There are no secrets in Saintstone . . .
Imagine a world where your every action, your every deed, is marked on your skin for all to see. And Leora has something to hide.
Ink is the debut novel of author Alice Broadway; a young adult, fantasy novel set in a world where all your actions (achievements, failures, crimes etc) are tattooed onto your skin for all see. It is, essentially, the story of your life and, when you die, is used to pass judgement on your life and determine whether you will be remembered, or forgotten. However, when Leora’s own father passes, her whole world is turned upside down as she begins to find out the truth about her family, about herself, and about the blanks.
Alice Broadway presents an immensely unique concept within this novel, one I have never seen before. It is a concept that I found both weird, yet strangely intriguing. Weird, in the sense that the skin of each person is flayed from their bodies when they pass and re-purposed into a book of their life, intriguing in that it makes perfect sense. Why wouldn’t you want to remember your loved ones from the memories inked upon their skin for all to see?
Ink is an original novel that drew me in immediately and Broadway truly knows how to build the world instantly. I never once felt out of place in Saintstone thanks to Broadway’s ability to incorporate the world around you into the writing whilst introducing Leora at the beginning of the novel. I thoroughly enjoyed the stories that are implemented throughout the novel that are from this world, and could clearly see the influences from our own tales. However, this novel isn’t just about the tattoos marked upon your skin since the moment you are brought into the world, but it is about prejudice, politics, society, and culture. It is about being different and standing out from the crowd. Throughout the entirety of the novel, Leora faces conflict within herself in trying to decide what her first ever tattoo should be (her first tattoo that she herself can choose as opposed to a government-issues one) as she believes that her tattoos should be important and have meaning, as opposed to those who just tattoo their skin at every given opportunity. Other than her government issued tattoos, she is blank – and she fears that this is how she will stay for the rest of her life.
Broadway brings forward issues surrounding prejudice through the main plotline of the tattoos being inked upon the skin. As the novel progresses we are reminded of the two different “types” of people living in this world, those who are marked by tattoos, and the blanks. Blanks are people that do not tattoo their skin to document their life and their achievements and actions. These people are seen as outcasts because of this, their skin empty of meaning and significance – they are outcasts. Leora’s story is strongly intertwined with the blanks, something that she does not become aware of until towards the end of the novel and it is something that she herself disapproves of, solely due to her upbringing within the society that she lives in. Leora is brought into the politics of these issues through her chosen career path, an inker, as she is confronted with the rebels and becomes unsure of her position.
Though there is so much going on within this novel, it does not feel like it is thrown in your face. Broadway presents all these issues so prevalent within our society in a way that is evident but not intrusive.
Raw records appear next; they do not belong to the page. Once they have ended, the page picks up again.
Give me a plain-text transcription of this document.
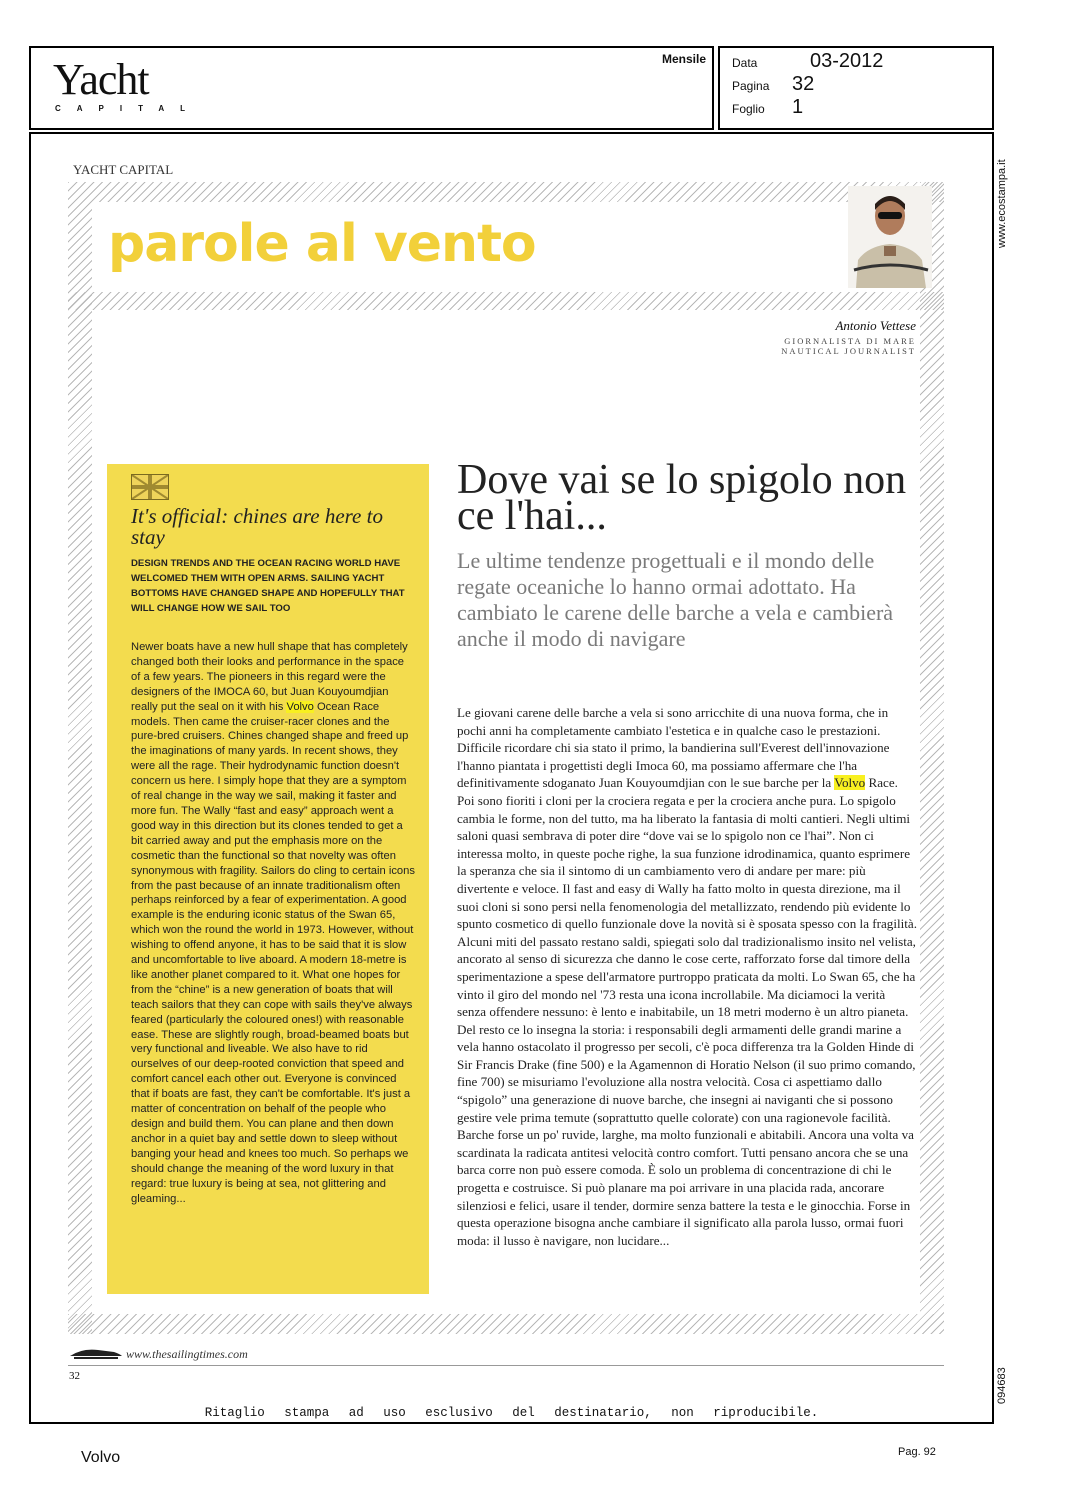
Yacht
CAPITAL
Mensile Data	03-2012
Pagina 32
Foglio 1
www.ecostampa.it
094683
YACHT CAPITAL
parole al vento
Antonio Vettese
GIORNALISTA DI MARE
NAUTICAL JOURNALIST
It's official: chines are here to stay
DESIGN TRENDS AND THE OCEAN RACING WORLD HAVE WELCOMED THEM WITH OPEN ARMS. SAILING YACHT BOTTOMS HAVE CHANGED SHAPE AND HOPEFULLY THAT WILL CHANGE HOW WE SAIL TOO
Newer boats have a new hull shape that has completely changed both their looks and performance in the space of a few years. The pioneers in this regard were the designers of the IMOCA 60, but Juan Kouyoumdjian really put the seal on it with his Volvo Ocean Race models. Then came the cruiser-racer clones and the pure-bred cruisers. Chines changed shape and freed up the imaginations of many yards. In recent shows, they were all the rage. Their hydrodynamic function doesn't concern us here. I simply hope that they are a symptom of real change in the way we sail, making it faster and more fun. The Wally “fast and easy” approach went a good way in this direction but its clones tended to get a bit carried away and put the emphasis more on the cosmetic than the functional so that novelty was often synonymous with fragility. Sailors do cling to certain icons from the past because of an innate traditionalism often perhaps reinforced by a fear of experimentation. A good example is the enduring iconic status of the Swan 65, which won the round the world in 1973. However, without wishing to offend anyone, it has to be said that it is slow and uncomfortable to live aboard. A modern 18-metre is like another planet compared to it. What one hopes for from the “chine” is a new generation of boats that will teach sailors that they can cope with sails they've always feared (particularly the coloured ones!) with reasonable ease. These are slightly rough, broad-beamed boats but very functional and liveable. We also have to rid ourselves of our deep-rooted conviction that speed and comfort cancel each other out. Everyone is convinced that if boats are fast, they can't be comfortable. It's just a matter of concentration on behalf of the people who design and build them. You can plane and then down anchor in a quiet bay and settle down to sleep without banging your head and knees too much. So perhaps we should change the meaning of the word luxury in that regard: true luxury is being at sea, not glittering and gleaming...
Dove vai se lo spigolo non ce l'hai...
Le ultime tendenze progettuali e il mondo delle regate oceaniche lo hanno ormai adottato. Ha cambiato le carene delle barche a vela e cambierà anche il modo di navigare
Le giovani carene delle barche a vela si sono arricchite di una nuova forma, che in pochi anni ha completamente cambiato l'estetica e in qualche caso le prestazioni. Difficile ricordare chi sia stato il primo, la bandierina sull'Everest dell'innovazione l'hanno piantata i progettisti degli Imoca 60, ma possiamo affermare che l'ha definitivamente sdoganato Juan Kouyoumdjian con le sue barche per la Volvo Race. Poi sono fioriti i cloni per la crociera regata e per la crociera anche pura. Lo spigolo cambia le forme, non del tutto, ma ha liberato la fantasia di molti cantieri. Negli ultimi saloni quasi sembrava di poter dire “dove vai se lo spigolo non ce l'hai”. Non ci interessa molto, in queste poche righe, la sua funzione idrodinamica, quanto esprimere la speranza che sia il sintomo di un cambiamento vero di andare per mare: più divertente e veloce. Il fast and easy di Wally ha fatto molto in questa direzione, ma il suoi cloni si sono persi nella fenomenologia del metallizzato, rendendo più evidente lo spunto cosmetico di quello funzionale dove la novità si è sposata spesso con la fragilità. Alcuni miti del passato restano saldi, spiegati solo dal tradizionalismo insito nel velista, ancorato al senso di sicurezza che danno le cose certe, rafforzato forse dal timore della sperimentazione a spese dell'armatore purtroppo praticata da molti. Lo Swan 65, che ha vinto il giro del mondo nel '73 resta una icona incrollabile. Ma diciamoci la verità senza offendere nessuno: è lento e inabitabile, un 18 metri moderno è un altro pianeta. Del resto ce lo insegna la storia: i responsabili degli armamenti delle grandi marine a vela hanno ostacolato il progresso per secoli, c'è poca differenza tra la Golden Hinde di Sir Francis Drake (fine 500) e la Agamennon di Horatio Nelson (il suo primo comando, fine 700) se misuriamo l'evoluzione alla nostra velocità. Cosa ci aspettiamo dallo “spigolo” una generazione di nuove barche, che insegni ai naviganti che si possono gestire vele prima temute (soprattutto quelle colorate) con una ragionevole facilità. Barche forse un po' ruvide, larghe, ma molto funzionali e abitabili. Ancora una volta va scardinata la radicata antitesi velocità contro comfort. Tutti pensano ancora che se una barca corre non può essere comoda. È solo un problema di concentrazione di chi le progetta e costruisce. Si può planare ma poi arrivare in una placida rada, ancorare silenziosi e felici, usare il tender, dormire senza battere la testa e le ginocchia. Forse in questa operazione bisogna anche cambiare il significato alla parola lusso, ormai fuori moda: il lusso è navigare, non lucidare...
www.thesailingtimes.com
32
Ritaglio stampa ad uso esclusivo del destinatario, non riproducibile.
Volvo	Pag. 92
Ink is a novel that is about trust and understanding who you are in a society that prides itself on remembrance. On the side, Leora is a character that understands who she is until everything is completely thrown on its head. The once quiet girl who obeyed the rules becomes strong-willed and stubborn, doing what she can due to what she believes is right. It is only when she truly knows who she is that you feel like she comes into her own and that is when she gets her first tattoo and truly stands out from the crowd.
I’m happy that there is more than one book within this series. I really grew attached to Leora and the difficulties that she faced both personally, and politically. It is clear, in both Leora and me, as a reader, that there is a lot more to learn about the issues between the blanks and those marked by society and I would love to find out more about how society came to be how it is today within the novel.